From Illinois Business Journal news services
Commerce Bancshares, Inc. has announced record earnings of 75 cents per common share for the three months ended June 30, 2015, compared to 61 cents per share in the prior quarter and 66 cents per share in the second quarter of 2014.
Net income attributable to Commerce Bancshares, Inc. for the second quarter amounted to $74.4 million, compared to $61.1 million in the prior quarter and $66.5 million in the same quarter last year. For the quarter, the return on average assets was 1.26 percent, the return on average common equity was 12.9 percent and the efficiency ratio was 59.4 percent.
For the six months ended June 30, 2015, earnings per common share totaled $1.36 compared to $1.30 for the first six months of 2014. Net income attributable to Commerce Bancshares, Inc. amounted to $135.4 million for the six months ended June 30, 2015, compared to $130.8 million for the same period in 2014. For the first six months of 2015, the return on average assets was 1.15 percent, and the return on average common equity was 11.8 percent.
In making this announcement, David W. Kemper, chairman and CEO, said, “This quarter we are pleased to report continued solid loan growth coupled with growth in top line revenues. Compared to the previous quarter, average loans grew by $210.3 million, or 7 percent annualized, as a result of increased business, construction, personal real estate and automobile lending. Net interest income grew this quarter by $17.5 million compared to the prior quarter, mostly due to increased earnings on our inflation-protected securities and higher loan interest. Non-interest income increased 4.9 percent over the the second quarter of 2014 due to solid growth in fees from trust, bank card, brokerage, interest rate swap and mortgage banking activities. Non-interest expense increased 1.0 percent over the previous quarter and was up 1.7 percent compared with the second quarter of 2014.”
Kemper continued, “Credit results remain strong as net loan charge-offs for the current quarter totaled $8.8 million, compared to $7.4 million in the previous quarter and $7.6 million in the same quarter last year.
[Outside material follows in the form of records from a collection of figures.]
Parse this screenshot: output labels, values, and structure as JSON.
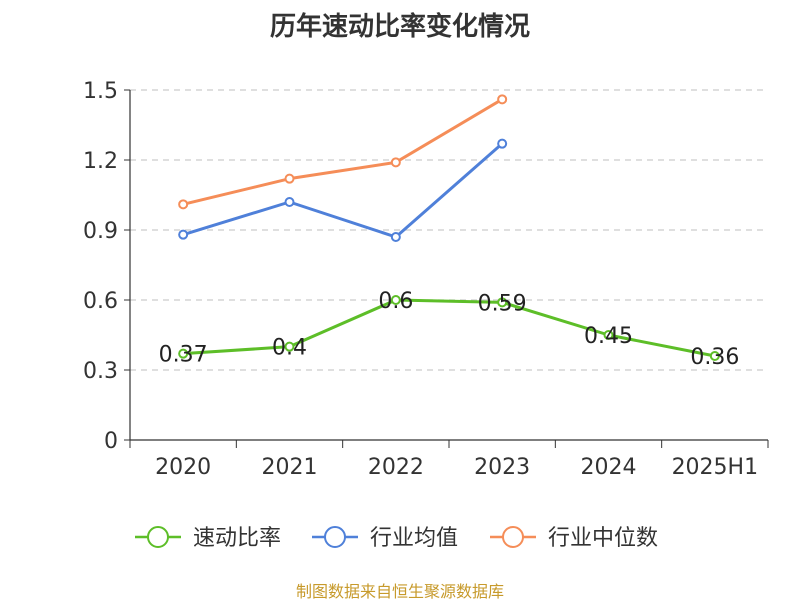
{
  "chart_data": {
    "type": "line",
    "title": "历年速动比率变化情况",
    "categories": [
      "2020",
      "2021",
      "2022",
      "2023",
      "2024",
      "2025H1"
    ],
    "ylim": [
      0,
      1.5
    ],
    "yticks": [
      "0",
      "0.3",
      "0.6",
      "0.9",
      "1.2",
      "1.5"
    ],
    "grid": true,
    "legend_position": "bottom",
    "series": [
      {
        "name": "速动比率",
        "color": "#5dbe28",
        "values": [
          0.37,
          0.4,
          0.6,
          0.59,
          0.45,
          0.36
        ],
        "labels": [
          "0.37",
          "0.4",
          "0.6",
          "0.59",
          "0.45",
          "0.36"
        ]
      },
      {
        "name": "行业均值",
        "color": "#4f80d9",
        "values": [
          0.88,
          1.02,
          0.87,
          1.27,
          null,
          null
        ]
      },
      {
        "name": "行业中位数",
        "color": "#f58d58",
        "values": [
          1.01,
          1.12,
          1.19,
          1.46,
          null,
          null
        ]
      }
    ]
  },
  "source": "制图数据来自恒生聚源数据库"
}
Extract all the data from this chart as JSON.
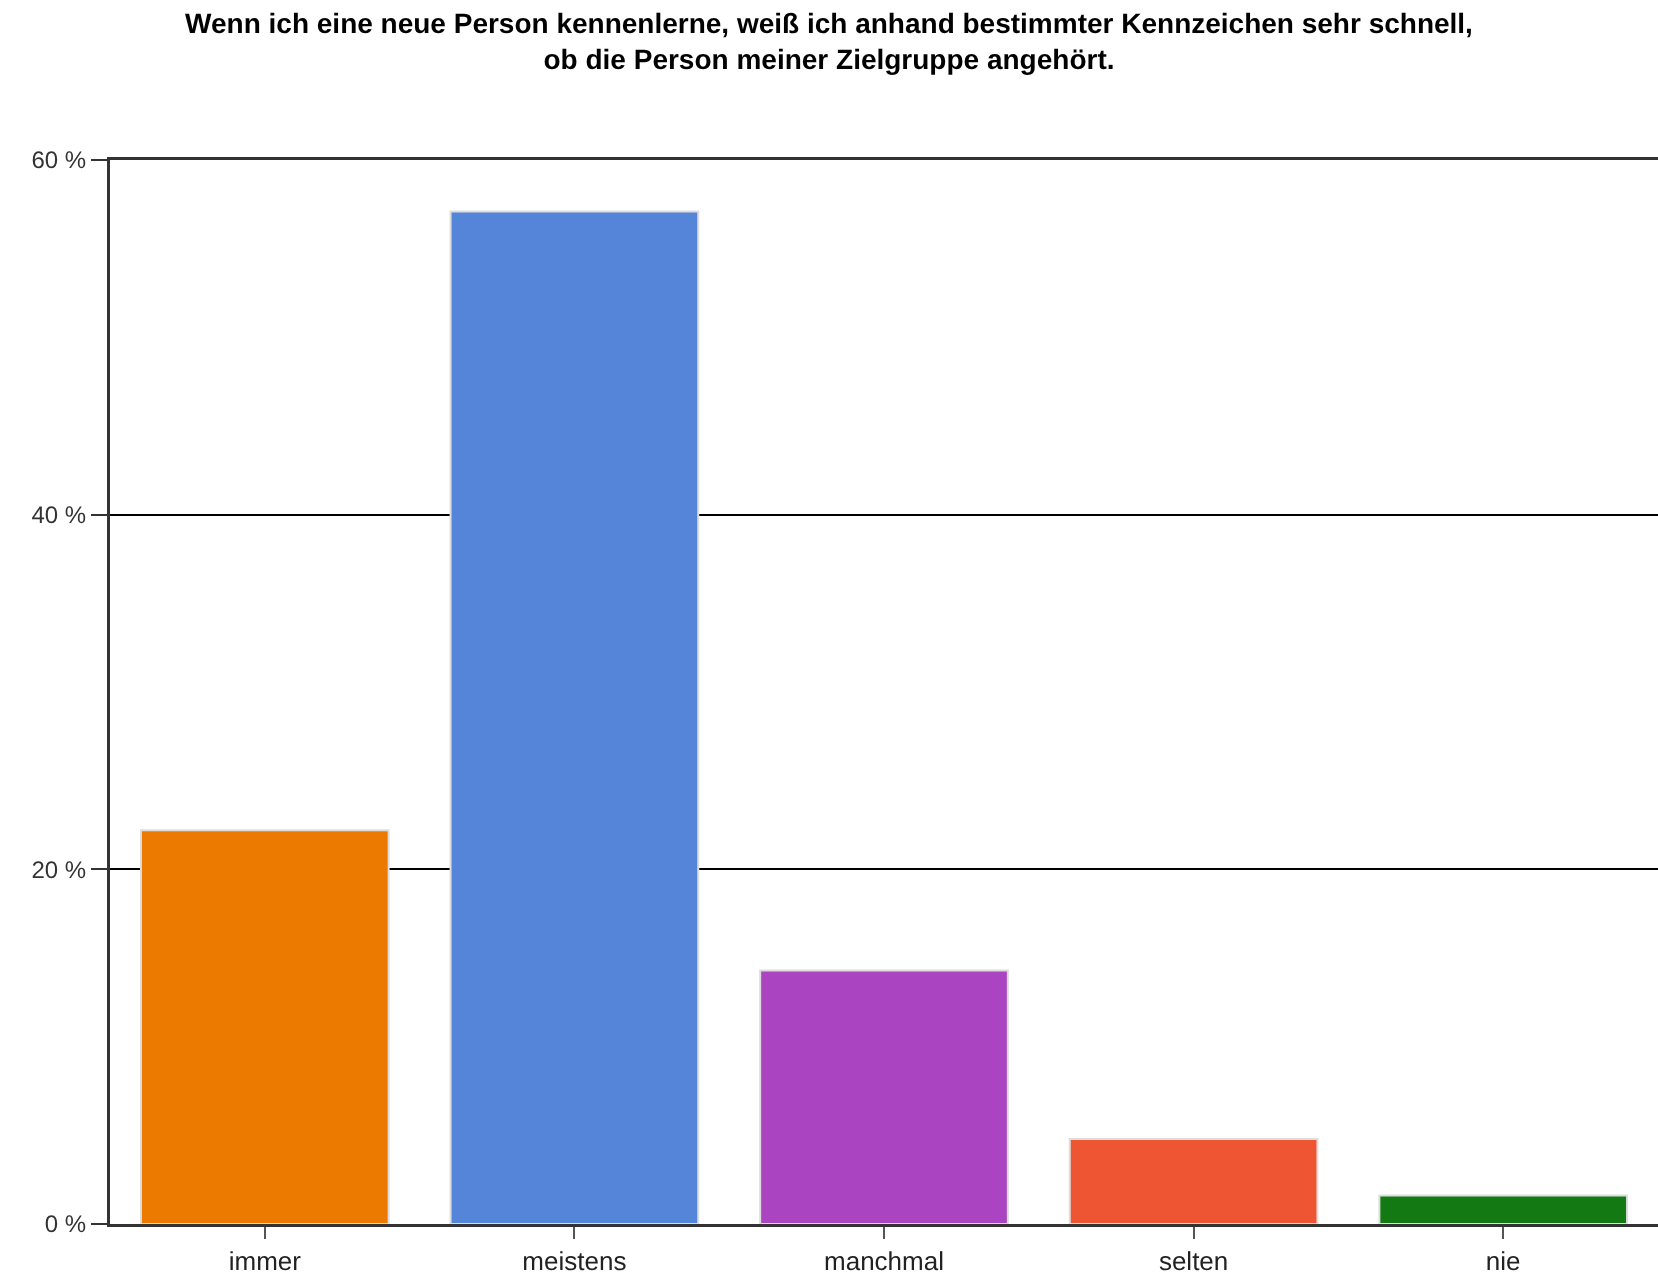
{
  "chart_data": {
    "type": "bar",
    "title": "Wenn ich eine neue Person kennenlerne, weiß ich anhand bestimmter Kennzeichen sehr schnell,\nob die Person meiner Zielgruppe angehört.",
    "categories": [
      "immer",
      "meistens",
      "manchmal",
      "selten",
      "nie"
    ],
    "values": [
      22.2,
      57.1,
      14.3,
      4.8,
      1.6
    ],
    "colors": [
      "#ec7a00",
      "#5585d8",
      "#aa44c0",
      "#ee5533",
      "#137a13"
    ],
    "ylim": [
      0,
      60
    ],
    "yticks": [
      {
        "value": 0,
        "label": "0 %"
      },
      {
        "value": 20,
        "label": "20 %"
      },
      {
        "value": 40,
        "label": "40 %"
      },
      {
        "value": 60,
        "label": "60 %"
      }
    ],
    "grid": "y"
  }
}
The increase in net loan charge-offs this quarter compared to the previous quarter was mainly due to a $1.0 million charge-down of a business real estate loan. During the current quarter, the provision for loan losses totaled $6.8 million, or $2.0 million less than net loan charge-offs. Total non-performing assets decreased $10.0 million from the previous quarter to $30.8 million this quarter. The allowance for loan losses amounted to $151.5 million at June 30, 2015, or 1.27 percent of period- end loans, and was 5.7 times non-performing loans.”
Total assets at June 30, 2015, were $23.7 billion, total loans were $11.9 billion, and total deposits were $19.3 billion. During the quarter, the company paid a common cash dividend of 22.5 cents per share, representing a 5 percent increase over the rate paid in 2014, and also paid a 6 percent cash dividend on its preferred stock, issued in 2014. Also, in May 2015, the company entered into a new $100 million accelerated stock repurchase agreement.
The company operates in approximately 350 locations in Missouri, Illinois, Kansas, Oklahoma and Colorado. The company also has operating subsidiaries involved in mortgage banking, credit related insurance, and private equity activities.
Information supplied by Commerce Bankshares.